Return MetaTrader5 version information as a data frame.

Parameters:

Name Type Description Default
index_keys str | None

Column name to set as index if provided.

None

Returns:

Type Description
DataFrame

DataFrame with MetaTrader5 version information.

Source code in pdmt5/dataframe.py
@set_index_if_possible(index_parameters="index_keys")
def version_as_df(self, index_keys: str | None = None) -> pd.DataFrame:  # noqa: ARG002
    """Return MetaTrader5 version information as a data frame.

    Args:
        index_keys: Column name to set as index if provided.

    Returns:
        DataFrame with MetaTrader5 version information.
    """
    return pd.DataFrame([self.version_as_dict()])

version_as_dict

version_as_dict() -> dict[str, int | str]

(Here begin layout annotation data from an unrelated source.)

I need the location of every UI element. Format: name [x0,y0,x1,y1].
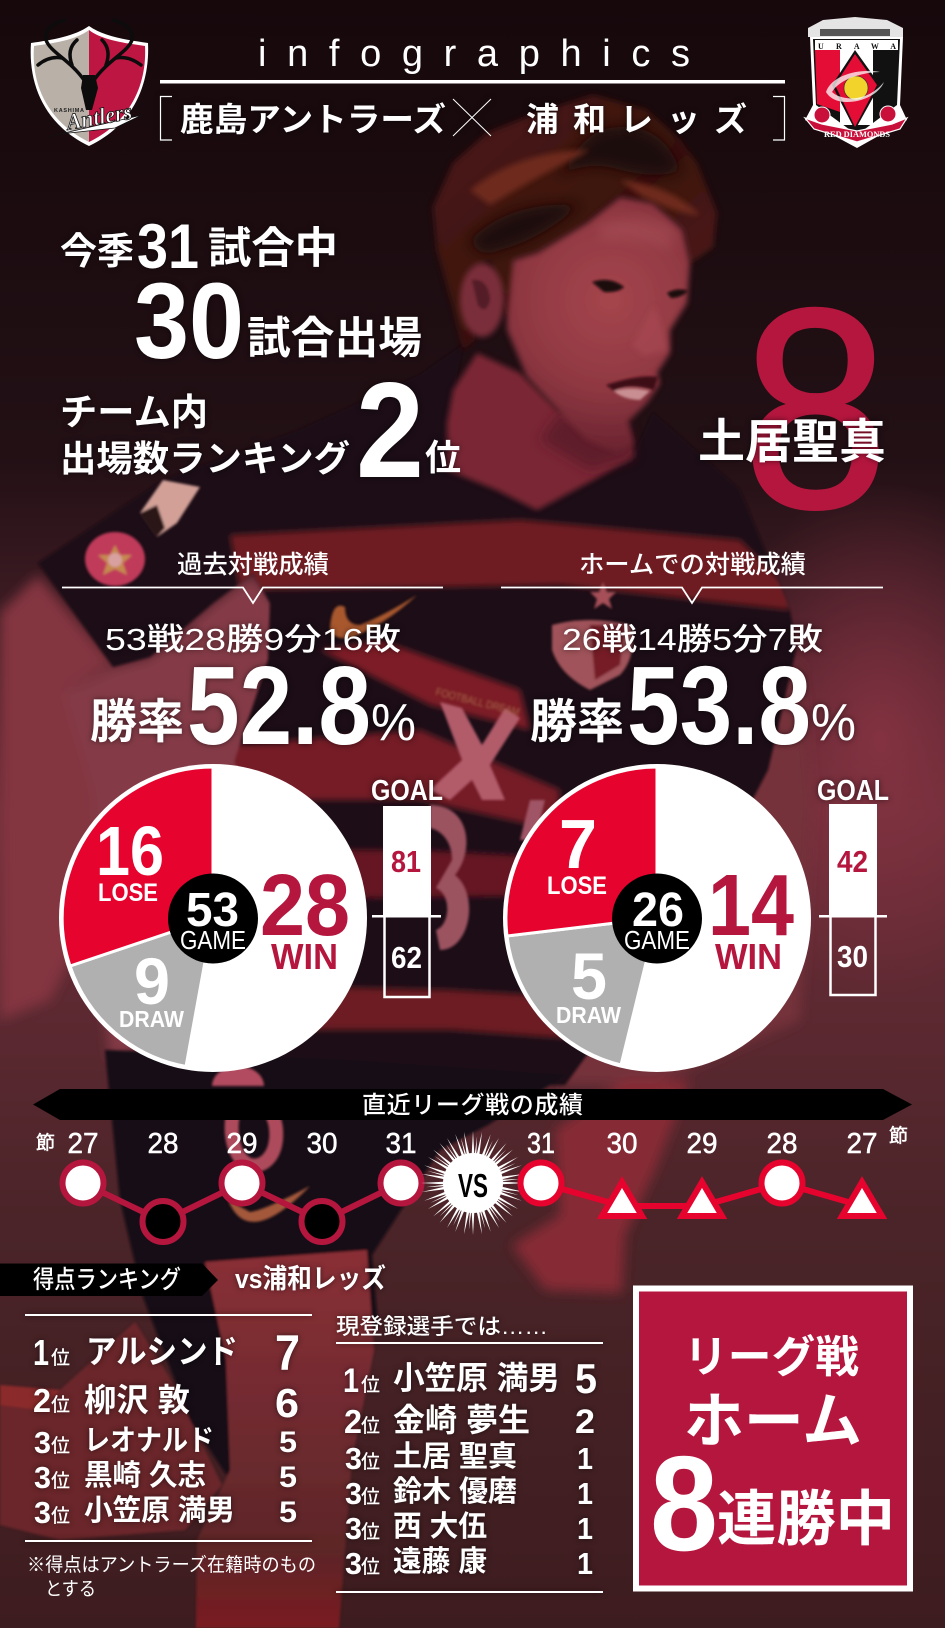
heading: infographics [160,33,785,84]
goal bar: GOAL [371,775,443,807]
goal bar: 30 [837,939,868,974]
shirt marks [212,582,632,1222]
callout: 8 straight home wins: 連勝中 [717,1486,895,1553]
heading: matchup: 鹿島アントラーズ [180,101,446,138]
table: current squad scorers: 1 [577,1546,593,1581]
heading: home record: ホームでの対戦成績 [579,551,806,579]
goal bar: 62 [391,940,422,975]
pie chart: 7 [559,805,597,883]
table: all-time scorers: 3 [34,1425,51,1460]
win rate: 52.8 [187,644,371,768]
record summary: 53戦28勝9分16敗 [105,622,401,657]
eyes, nose and mouth [592,280,688,400]
pie chart: 5 [571,939,607,1013]
table: current squad scorers: 金崎 夢生 [393,1402,530,1438]
round numbers: 節 [36,1132,55,1154]
heading: past record: 過去対戦成績 [177,551,329,579]
pie chart: 53 [186,884,239,937]
pie chart: WIN [715,936,782,977]
wordmark: KASHIMA [54,108,84,114]
table: all-time scorers: 位 [51,1470,70,1492]
pie chart: 16 [96,812,164,890]
table: all-time scorers: 6 [275,1380,299,1426]
round numbers: 節 [889,1125,908,1147]
stat: appearances [60,212,422,381]
table: current squad scorers: 2 [344,1403,362,1440]
stat: team ranking: 出場数ランキング [60,438,350,479]
round numbers: 31 [527,1128,555,1160]
knee [196,1250,374,1628]
pie chart: GAME [180,925,246,955]
heading: vs Urawa: vs浦和レッズ [235,1263,386,1294]
stat: appearances: 今季 [60,231,134,272]
round numbers: 29 [226,1128,258,1160]
callout: 8 straight home wins [636,1288,910,1588]
pie chart: 14 [708,857,794,954]
table: all-time scorers: 2 [33,1382,51,1419]
pie chart: 26 [632,884,684,937]
round numbers: 31 [386,1128,416,1160]
win rate: 53.8 [627,644,811,768]
table: current squad scorers: 3 [345,1511,362,1546]
table: current squad scorers: 遠藤 康 [393,1545,487,1578]
logo: Urawa Red Diamonds [805,17,907,148]
logo: Kashima Antlers [31,20,148,146]
timeline: Urawa recent results [520,1125,908,1216]
pie chart: LOSE [98,879,158,907]
thigh [0,1322,222,1540]
icon: VS starburst: VS [458,1167,488,1204]
table: current squad scorers: 現登録選手では…… [336,1314,548,1339]
footnote [27,1554,316,1600]
pie chart [503,764,811,1072]
round numbers [527,1125,908,1160]
callout: 8 straight home wins: 8 [650,1428,718,1579]
panel: all-time record [59,551,443,1072]
table: all-time scorers: 位 [51,1394,70,1416]
table: current squad scorers: 2 [575,1403,595,1441]
win rate: % [371,694,416,752]
callout: 8 straight home wins: リーグ戦 [684,1333,859,1382]
table: current squad scorers: 3 [345,1441,362,1476]
neck [447,353,633,510]
heading: past record [62,551,443,603]
sleeve patches [85,480,200,586]
tag: scoring ranking [0,1264,218,1296]
table: current squad scorers: 西 大伍 [393,1510,487,1543]
table: all-time scorers: 小笠原 満男 [84,1494,235,1527]
table: current squad scorers: 1 [577,1476,593,1511]
pie chart: WIN [271,936,338,977]
table: current squad scorers: 1 [343,1362,359,1400]
table: current squad scorers: 位 [361,1486,380,1508]
footnote: ※得点はアントラーズ在籍時のもの [27,1554,316,1576]
table: all-time scorers: 1 [33,1332,49,1373]
table: all-time scorers: 3 [34,1495,51,1530]
round numbers: 28 [148,1128,178,1160]
round numbers: 29 [686,1128,718,1160]
table: all-time scorers: 位 [51,1347,70,1369]
banner: recent league form: 直近リーグ戦の成績 [362,1092,583,1119]
table: current squad scorers: 位 [361,1521,380,1543]
table: current squad scorers: 3 [345,1476,362,1511]
goal bar [817,775,889,995]
win rate: 勝率 [90,695,184,748]
face [507,197,690,453]
goal bar: GOAL [817,775,889,807]
logo: Urawa Red Diamonds: RED DIAMONDS [824,130,891,139]
table: current squad scorers: 位 [361,1451,380,1473]
shorts [105,1050,565,1480]
antlers [38,20,141,80]
win rate: 勝率 [530,695,624,748]
table: current squad scorers: 小笠原 満男 [393,1360,560,1396]
goal bar: 42 [837,844,868,879]
round numbers: 27 [846,1128,878,1160]
shirt [38,345,796,1085]
round numbers [36,1128,416,1160]
table: all-time scorers: 5 [279,1426,297,1459]
pie chart: DRAW [556,1002,621,1028]
hair [433,95,717,350]
table: current squad scorers: 1 [577,1441,593,1476]
stat: appearances: 31 [137,212,199,282]
tag: scoring ranking: 得点ランキング [33,1266,181,1294]
player number and name: 土居聖真 [698,415,886,468]
heading: infographics: infographics [258,33,690,75]
banner: recent league form [33,1089,912,1120]
pie chart: 28 [260,857,350,954]
table: all-time scorers: 3 [34,1460,51,1495]
table: all-time scorers [25,1314,312,1542]
shirt marks: FOOTBALL DREAM [434,686,521,719]
round numbers: 30 [306,1128,338,1160]
round numbers: 27 [68,1128,98,1160]
pie chart: 9 [134,944,170,1018]
icon: VS starburst [421,1131,525,1235]
ribbon [805,118,907,142]
round numbers: 30 [606,1128,638,1160]
table: all-time scorers: 7 [275,1325,300,1381]
panel: home record [501,551,889,1072]
table: current squad scorers: 土居 聖真 [393,1440,517,1473]
record summary: 26戦14勝5分7敗 [562,622,823,657]
timeline: Kashima recent results [36,1128,422,1242]
pie chart: GAME [624,925,690,955]
pie chart: LOSE [547,872,607,900]
table: all-time scorers: 位 [51,1505,70,1527]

Return MetaTrader5 version information as a dictionary.

Returns:

Type Description
dict[str, int | str]

Dictionary with MetaTrader5 version information.

Source code in pdmt5/dataframe.py
def version_as_dict(self) -> dict[str, int | str]:
    """Return MetaTrader5 version information as a dictionary.

    Returns:
        Dictionary with MetaTrader5 version information.
    """
    response = self.version()
    return {
        "mt5_terminal_version": response[0],
        "build": response[1],
        "build_release_date": response[2],
    }

options: show_bases: false

Extended client class that inherits from Mt5Client and provides a pandas-friendly interface to MetaTrader 5 functions with automatic DataFrame conversion.

Usage Examples

Basic Connection

import MetaTrader5 as mt5
from pdmt5.dataframe import Mt5DataClient, Mt5Config

# Create configuration
config = Mt5Config(
    login=123456,
    password="your_password",
    server="broker_server"
)

# Create client
client = Mt5DataClient(mt5=mt5, config=config)

# Use as context manager
with client:
    # Get account information
    account_df = client.account_info()
    print(account_df)

Retrieving Market Data

from datetime import datetime
import MetaTrader5 as mt5

with client:
    # Get OHLCV data
    rates_df = client.copy_rates_from(
        symbol="EURUSD",
        timeframe=mt5.TIMEFRAME_H1,
        date_from=datetime(2024, 1, 1),
        count=1000
    )

    # Get tick data
    ticks_df = client.copy_ticks_from(
        symbol="EURUSD",
        date_from=datetime(2024, 1, 1),
        count=1000,
        flags=mt5.COPY_TICKS_ALL
    )

Symbol Information

with client:
    # Get all symbols
    symbols_df = client.symbols_get()

    # Get specific symbol info
    symbol_info_df = client.symbol_info("EURUSD")

    # Get current tick
    tick_df = client.symbol_info_tick("EURUSD")

Trading History

from datetime import datetime

with client:
    # Get historical orders
    orders_df = client.history_orders_get(
        date_from=datetime(2024, 1, 1),
        date_to=datetime(2024, 1, 31),
        symbol="EURUSD"
    )

    # Get historical deals
    deals_df = client.history_deals_get(
        date_from=datetime(2024, 1, 1),
        date_to=datetime(2024, 1, 31)
    )

Current Positions and Orders

with client:
    # Get current positions
    positions_df = client.positions_get()

    # Get current orders
    orders_df = client.orders_get(symbol="EURUSD")

Data Conversion Features

The Mt5DataClient automatically handles:

  • Time Conversion: Converts Unix timestamps to pandas datetime objects
  • Index Setting: Sets appropriate datetime indexes for time-series data
  • DataFrame Creation: Converts MetaTrader 5 named tuples to pandas DataFrames
  • Error Handling: Provides meaningful error messages for failed operations
  • Empty Data: Returns empty DataFrames when no data is available

Error Handling

All methods raise Mt5RuntimeError exceptions with detailed error information when operations fail:

from pdmt5.mt5 import Mt5RuntimeError

try:
    rates_df = client.copy_rates_from("INVALID", mt5.TIMEFRAME_H1, datetime.now(), 100)
except Mt5RuntimeError as e:
    print(f"MetaTrader 5 error: {e}")

Connection Management

The client supports both explicit and context manager usage:

# Explicit initialization
client.initialize()
try:
    # Your trading operations
    pass
finally:
    client.shutdown()

# Context manager (recommended)
with client:
    # Your trading operations
    pass

Type Safety

All methods include comprehensive type hints and use pydantic for configuration validation, ensuring type safety throughout the codebase.